Schellow believes that exchanges with people, mostly immigrants from Albania and Bangladesh, or the Roma who he met on the banks of the Kifissos, is as important as the conversations with scientists, politicians and sociologists. ‘The real work is the process of connecting positions and isolated social classes.’ Schellow does not see himself as a classic environmental artist, but is interested in general in human interaction with spatial structures, which involves not only the environment but also the topic of migration. Yvonne and Corinne are now constantlyorganising small ‘melting pot’ parties in the immigration districts along the Kifissos. Here Albanians, Roma, Kenyans as well as Greeks come together and entertain one another.
Environmentally aware installations
Since Schellow’s drawings and films are created on site by the river, Yvonne and Corinne also wanted to show them there.

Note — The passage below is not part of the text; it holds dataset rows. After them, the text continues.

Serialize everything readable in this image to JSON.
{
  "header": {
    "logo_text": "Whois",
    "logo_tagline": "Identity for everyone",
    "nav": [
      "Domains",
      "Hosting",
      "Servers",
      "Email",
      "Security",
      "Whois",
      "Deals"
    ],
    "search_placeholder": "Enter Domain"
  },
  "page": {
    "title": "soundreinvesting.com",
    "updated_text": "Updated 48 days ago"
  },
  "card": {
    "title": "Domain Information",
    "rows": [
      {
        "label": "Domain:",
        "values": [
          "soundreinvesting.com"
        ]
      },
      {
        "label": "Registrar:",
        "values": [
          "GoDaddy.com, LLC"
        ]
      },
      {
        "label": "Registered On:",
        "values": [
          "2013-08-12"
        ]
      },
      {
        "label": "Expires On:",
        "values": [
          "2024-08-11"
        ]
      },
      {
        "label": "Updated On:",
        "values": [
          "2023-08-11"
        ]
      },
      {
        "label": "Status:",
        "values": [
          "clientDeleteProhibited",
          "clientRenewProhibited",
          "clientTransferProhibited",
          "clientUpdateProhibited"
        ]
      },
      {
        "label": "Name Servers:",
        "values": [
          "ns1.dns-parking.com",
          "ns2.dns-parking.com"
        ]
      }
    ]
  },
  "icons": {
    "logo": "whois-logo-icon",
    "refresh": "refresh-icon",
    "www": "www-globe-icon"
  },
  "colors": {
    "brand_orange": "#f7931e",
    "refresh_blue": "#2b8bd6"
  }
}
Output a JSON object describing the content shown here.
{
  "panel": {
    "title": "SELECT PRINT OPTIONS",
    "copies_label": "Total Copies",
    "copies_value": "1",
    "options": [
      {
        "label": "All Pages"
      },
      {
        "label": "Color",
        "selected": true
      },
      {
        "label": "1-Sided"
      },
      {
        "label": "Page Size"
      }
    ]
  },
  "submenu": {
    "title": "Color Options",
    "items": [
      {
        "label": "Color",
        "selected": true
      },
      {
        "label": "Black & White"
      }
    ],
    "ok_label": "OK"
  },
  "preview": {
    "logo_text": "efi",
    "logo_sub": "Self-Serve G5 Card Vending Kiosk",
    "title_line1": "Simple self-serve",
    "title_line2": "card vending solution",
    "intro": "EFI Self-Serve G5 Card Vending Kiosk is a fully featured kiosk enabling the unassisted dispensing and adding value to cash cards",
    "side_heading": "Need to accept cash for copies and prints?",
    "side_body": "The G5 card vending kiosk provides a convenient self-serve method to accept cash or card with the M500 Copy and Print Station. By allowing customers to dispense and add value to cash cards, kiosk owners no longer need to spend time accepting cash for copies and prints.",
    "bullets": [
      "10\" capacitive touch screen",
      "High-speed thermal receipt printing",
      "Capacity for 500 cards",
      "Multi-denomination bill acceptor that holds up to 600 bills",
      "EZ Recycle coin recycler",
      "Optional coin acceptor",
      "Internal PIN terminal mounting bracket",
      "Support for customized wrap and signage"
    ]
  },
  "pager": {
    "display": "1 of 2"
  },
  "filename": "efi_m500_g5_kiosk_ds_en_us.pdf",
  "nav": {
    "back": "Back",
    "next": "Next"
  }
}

However, the crisis has thrown a spanner in the works for the time being. Yvonne says that in times of catastrophic national debt and social unrest people simply cannot squander vast sums of money on expensive film projections. That is also an example of the influence of environmental awareness towards art. ‘We wanted to be interacting with the community and for there to be an action attached, rather than just talking,’ adds Corinne.
Children from different ethnic and social classes watch Schellow’s animated films and create their own works on the Kifissos theme
‘Right now, everybody is talking and nothing is happening. Now is the time to really implement all the big ideas and visions into practice. For us it's about creating things on the ground that can continue past just the event, it's not about one-time things, but about longevity.’ Project Nero continues to live primarily in the Neraki workshops, where children from different ethnic and social classes watch Schellow’s animated films and create their own works on the Kifissos theme. ‘We don't want everyone to think like us. It's not an ideology, it's a way of being open to changing. It's an individual decision, you can't force anybody to change, you can inspire them.’ Yvonne and Corinne have aimed for nothing more and nothing less. It has done the Kifissos good; even though it still remains under concrete and expressways run before it, at least a few Athenians can now recall it again.